Acte III. L’enfer, c’est les autres
Dimanche 14 juillet, négociations nocturnes. Cette fois-ci, elles se tiennent en visioconférence. Quand son écran s’allume, Olivier Faure n’aperçoit pas tout de suite le nouveau venu, dans la petite fenêtre, installé à côté de Manuel Bompard. Jean-Luc Mélenchon, visage fermé, bras croisés. On avait entraperçu le leader insoumis deux jours avant, le vendredi, lors d’une autre réunion à distance, par écrans interposés. Il ne dira pas un mot, tout au plus quelques mimiques, tantôt amusées, tantôt agacées. Il s’agit désormais de trouver un nom, qui ne soit pas un cacique d’un des quatre partis, quelqu’un venu de la société civile de gauche.
Olivier Faure propose celui de Najat Vallaud-Belkacem, sans avoir prévenu celle-ci, que Manuel Bompard balaie d’un revers de main. Il y avait bien Claire Hédon, la défenseur des droits, mais celle-ci a fait comprendre qu’elle n’était pas intéressée et reste “trop attachée” à l’indépendance de son institution. Marine Tondelier en profite pour proposer Cécile Duflot, son ancienne mentor, mais les socialistes et les insoumis l’éconduisent.
Un autre nom fuse dans une conversation : Laurence Tubiana. Johanna Rolland l’appelle l’après-midi. Les deux femmes ne se connaissent guère, et s’étaient juste croisées lors du Conseil national de la refondation, cet objet politique non identifié voulu par Emmanuel Macron au lendemain de la dernière présidentielle. Elles bavardent de l’importance d’une candidature venue de la société civile, considèrent l’une et l’autre que le bilan du chef de l’Etat en matière climatique est sa plus grande lacune. La socialiste perçoit rapidement un intérêt chez son interlocutrice. Qu’en diront les autres ?
Les écologistes s’avouent séduits, d’autant que le nom de Tubiana circulait aussi chez eux. Marine Tondelier échange aussitôt avec l’architecte de l’accord de Paris sur le climat, et en interne Yannick Jadot fait un intense lobbying pour la diplomate, qu’il connaît bien. “L’union quoi qu’il en coûte pour ne rien faire nous disqualifie pour les Français, en particulier nos électeurs. Ils s’en souviendront en 2027. Je préfère tenter de mettre en œuvre 50 % que zéro ! L’unité est une priorité si elle est utile au pays. Pas si elle est un confort” martèle-t-il dans une boucle interne, alors que les insoumis commencent une intense campagne de dénigrement sur les réseaux sociaux contre Tubiana.
Les écologistes signent des deux mains. “Yannick et Marine meurent d’envie de devenir ministre, alors ils jouent leur dernière carte.
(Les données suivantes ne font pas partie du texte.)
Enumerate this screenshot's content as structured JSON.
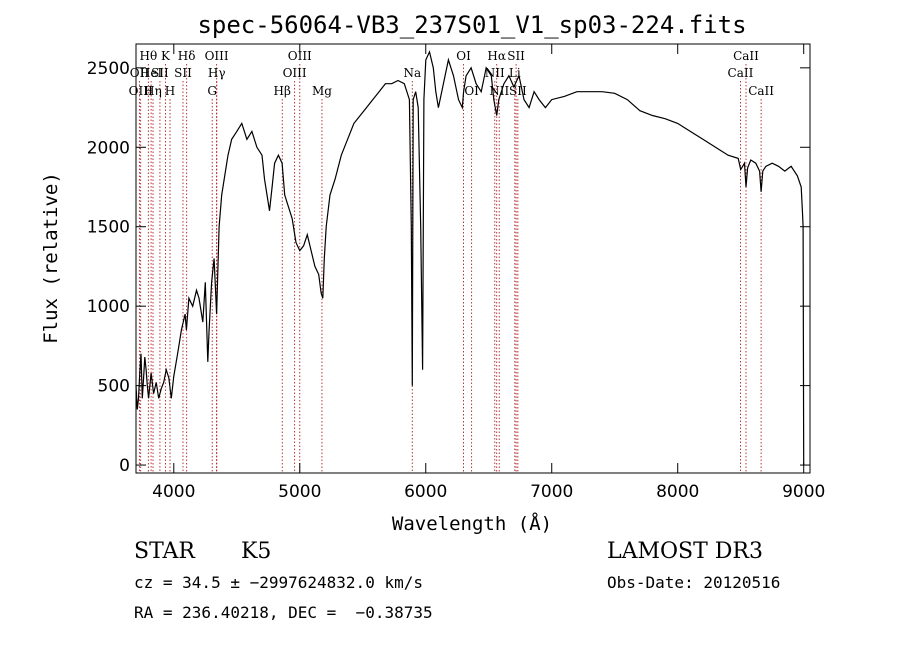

Celle-ci peut leur permettre de réussir”, grince un écologiste. De son côté, Fabien Roussel a aussi droit à un échange avec Laurence Tubiana. Le communiste lui réclame des gages sur le programme du Nouveau Front populaire. L’économiste, soutien de François Hollande en 2012, est soupçonnée de vouloir former une coalition avec une partie de la Macronie, qui la voyait bien remplacer Edouard Philippe à Matignon il y a quelques années. A l’autre bout de la ligne, Tubiana rassure le communiste. Elle ne portera aucune initiative “contre nature”. “Je serai la Première ministre représentante de la coalition du Nouveau Front populaire”, lui assure-t-elle, répétant qu’elle s’appuierait sur le projet commun “pour construire des majorités”, texte par texte. “Les ambiguïtés ont été levées”, confirme un proche de Roussel à L’Express.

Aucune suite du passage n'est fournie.